Green service-level agreements (SLAs) between service providers and their clients include carbon efficiency targets, which incentivise operators to adopt energy-efficient measures and invest in renewable-powered infrastructure. Meanwhile, digital twin, when integrated with AI-based orchestration platforms, enables the simulation of changes and the assessment of their impact on performance and energy use, without disrupting real-world operations.

Challenges in adoption

Green technologies often require significant capital investment, which can be challenging for industries with thin margins. Deploying energy-efficient hardware, renewable energy infrastructure and other sustainable technologies entails significant capital expenditure, and recovering the investment through energy savings can take years. Moreover, in a price-sensitive market such as India, balancing green investment against other needs, like spectrum payments or debt reduction, becomes more difficult.

There is also the paradox of 5G densification and rising energy usage. As per an industry report, 5G networks are 90 per cent more efficient in terms of kilowatt per data bit than 4G. However, the increased network density and traffic are expected to offset these savings, resulting in overall 5G energy consumption being four to five times higher than 4G. In dense areas, the proliferation of microcells per square kilometre leads to significant cumulative power demand.

While renewable energy is a crucial aspect of green cloud, the availability of clean energy sources can be limited in certain locations. Many remote towers lack reliable grid access, forcing operators to fall back on conventional energy sources to keep networks operational. The Ministry of Electronics and IT has itself acknowledged that green energy is not always firm or reliable. Additionally, several regulatory issues complicate the green energy transition. For instance, securing right of way for developing renewable infrastructure can be slow and inconsistent. Further, weak coordination between agencies, such as the telecom, power and environment ministries, can slow down progress.

Current deployments

Bharti Airtel has launched the “Green 5G” initiative, which leverages AI and ML to optimise energy consumption across its 4G/5G RAN, aiming to reduce carbon emissions by approximately 143,400 metric tonnes annually. The company has also solarised over 30,000 network sites, reducing both emissions and operational costs. Meanwhile, Reliance Industries is developing a massive 3 GW AI-ready data centre in Jamnagar, Gujarat, which will be powered entirely by green energy. The Adani Group is also planning to source renewable power from a new solar-wind hybrid project at Khavda, expected to begin operations in the third quarter of 2025. Furthermore, various hyperscalers have committed to running all operations on 100 per cent renewable energy by 2025.

The way forward

Looking ahead, India is not only striving for faster networks but also laying the foundation for a telecom future that is sustainable from the ground up. Initiatives such as the Bharat 6G Alliance are already prioritising sustainability as a core objective, recognising that the next generation of connectivity must also address the urgent climate crisis.

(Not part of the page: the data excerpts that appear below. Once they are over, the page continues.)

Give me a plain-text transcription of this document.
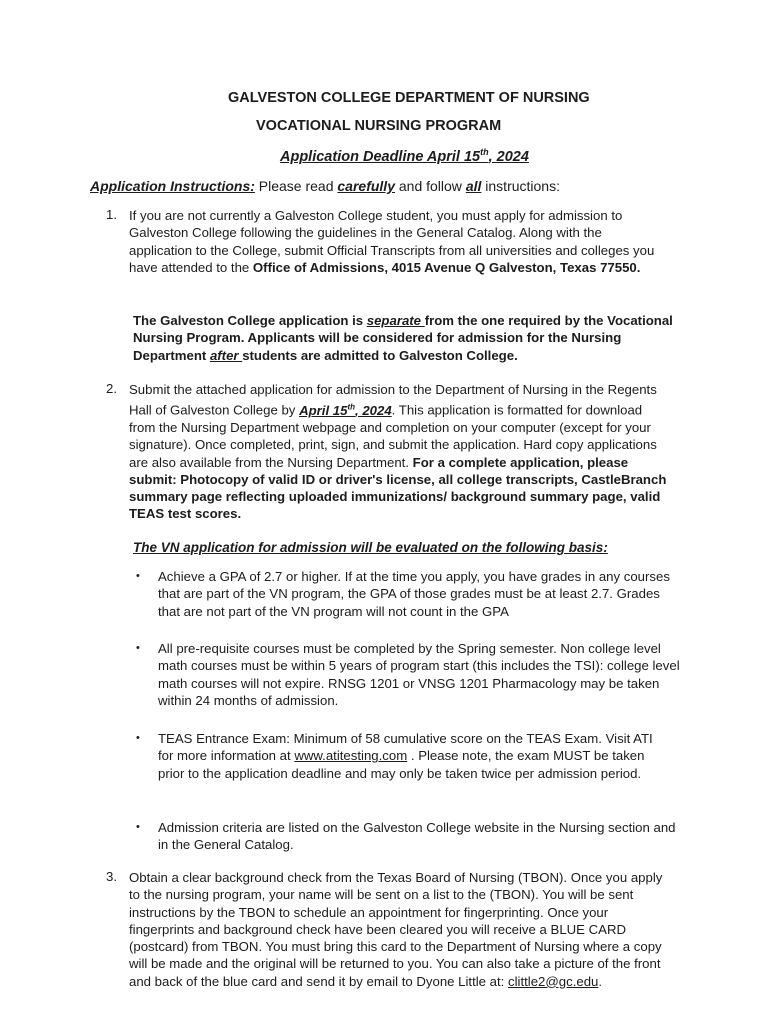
GALVESTON COLLEGE DEPARTMENT OF NURSING
VOCATIONAL NURSING PROGRAM
Application Deadline April 15th, 2024
Application Instructions: Please read carefully and follow all instructions:
1. If you are not currently a Galveston College student, you must apply for admission to Galveston College following the guidelines in the General Catalog. Along with the application to the College, submit Official Transcripts from all universities and colleges you have attended to the Office of Admissions, 4015 Avenue Q Galveston, Texas 77550.
The Galveston College application is separate from the one required by the Vocational Nursing Program. Applicants will be considered for admission for the Nursing Department after students are admitted to Galveston College.
2. Submit the attached application for admission to the Department of Nursing in the Regents Hall of Galveston College by April 15th, 2024. This application is formatted for download from the Nursing Department webpage and completion on your computer (except for your signature). Once completed, print, sign, and submit the application. Hard copy applications are also available from the Nursing Department. For a complete application, please submit: Photocopy of valid ID or driver's license, all college transcripts, CastleBranch summary page reflecting uploaded immunizations/ background summary page, valid TEAS test scores.
The VN application for admission will be evaluated on the following basis:
• Achieve a GPA of 2.7 or higher. If at the time you apply, you have grades in any courses that are part of the VN program, the GPA of those grades must be at least 2.7. Grades that are not part of the VN program will not count in the GPA
• All pre-requisite courses must be completed by the Spring semester. Non college level math courses must be within 5 years of program start (this includes the TSI): college level math courses will not expire. RNSG 1201 or VNSG 1201 Pharmacology may be taken within 24 months of admission.
• TEAS Entrance Exam: Minimum of 58 cumulative score on the TEAS Exam. Visit ATI for more information at www.atitesting.com . Please note, the exam MUST be taken prior to the application deadline and may only be taken twice per admission period.
• Admission criteria are listed on the Galveston College website in the Nursing section and in the General Catalog.
3. Obtain a clear background check from the Texas Board of Nursing (TBON). Once you apply to the nursing program, your name will be sent on a list to the (TBON). You will be sent instructions by the TBON to schedule an appointment for fingerprinting. Once your fingerprints and background check have been cleared you will receive a BLUE CARD (postcard) from TBON. You must bring this card to the Department of Nursing where a copy will be made and the original will be returned to you. You can also take a picture of the front and back of the blue card and send it by email to Dyone Little at: clittle2@gc.edu.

As the third-largest emitter of greenhouse gases globally, India contributes over 4 billion tonnes of carbon emissions, which account for about 7 per cent of the global total. The country has committed to reaching net-zero emissions by 2070 and installing 500 GW of non-fossil fuel capacity by 2030, with renewables making up half of its total energy consumption. However, current realities tell a different story. Coal still powers over 68 per cent of the national grid and remains the largest single source of India’s emissions. Bridging this gap between ambition and execution requires a sector-wide transformation.

It is not just about running telecom operations on the cloud, but also about doing so in the greenest, smartest way possible. As India accelerates toward a digital-first economy, a climate-aligned telecom ecosystem will be critical to ensuring sustainable growth.